Marketplace's Jeremy Hobson spent some time seeing if the numbers really add up.
Jeremy Hobson: Barack Obama has finally decided how much he would increase the tax on capital gains and dividends. He wants to bring both to 20 percent. That's up from the current 15, but still less than the rate was under President Clinton. And it's only for families earning over $250,000 a year, the only ones who would pay more taxes if Obama wins. Still, McCain economic advisor John Taylor says boosting taxes -- even just for the wealthy -- would hurt the economy.
John Taylor: The U.S. economy is in a weak state. This is not the time to be raising anybody's taxes.
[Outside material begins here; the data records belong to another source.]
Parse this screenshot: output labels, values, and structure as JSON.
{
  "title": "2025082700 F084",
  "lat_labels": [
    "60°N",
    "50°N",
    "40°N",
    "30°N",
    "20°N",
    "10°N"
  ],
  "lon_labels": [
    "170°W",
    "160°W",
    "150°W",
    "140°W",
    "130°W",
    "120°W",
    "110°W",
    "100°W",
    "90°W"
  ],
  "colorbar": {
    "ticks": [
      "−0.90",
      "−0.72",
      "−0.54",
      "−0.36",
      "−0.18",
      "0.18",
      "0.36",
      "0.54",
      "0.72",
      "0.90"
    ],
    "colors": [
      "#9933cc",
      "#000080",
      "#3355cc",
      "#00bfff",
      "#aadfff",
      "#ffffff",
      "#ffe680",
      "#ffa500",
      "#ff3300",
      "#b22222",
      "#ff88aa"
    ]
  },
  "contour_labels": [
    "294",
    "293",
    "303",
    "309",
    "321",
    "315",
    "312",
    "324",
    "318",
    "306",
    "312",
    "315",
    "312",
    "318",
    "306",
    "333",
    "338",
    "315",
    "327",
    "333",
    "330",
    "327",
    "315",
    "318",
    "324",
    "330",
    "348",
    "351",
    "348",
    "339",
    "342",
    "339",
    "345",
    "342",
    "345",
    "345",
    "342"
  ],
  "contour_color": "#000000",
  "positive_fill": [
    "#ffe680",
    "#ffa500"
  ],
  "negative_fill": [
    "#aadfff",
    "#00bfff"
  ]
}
On both sides, the focus definitely seems to be more who can cut your taxes, than who can balance the budget. Here's Obama's economic advisor Austan Goolsbee.
Austan Goolsbee: We've dug a very deep fiscal hole in the last eight years. Barack Obama will reduce the deficit. That is different from steering us to a rapidly balanced budget.
Eric Toder of the non-partisan Tax Policy Center says Goolsbee's right -- the Obama plan would reduce the deficit, but not if you assume the Bush tax cuts would expire, and Congress hasn't yet figured out a way to pay to extend them.
Eric Toder: However, if you're comparing it to what they want us to compare it to, which is supposing the Bush tax cuts were extended and supposing Congress keeps raising the exemptions on the alternative minimum tax so it doesn't hit any more people than it does today. Well, relative to that situation, they're going to raise some revenue.
But as the Obama team would remind you, their plan is still a net tax cut.
In Washington, I'm Jeremy Hobson for Marketplace.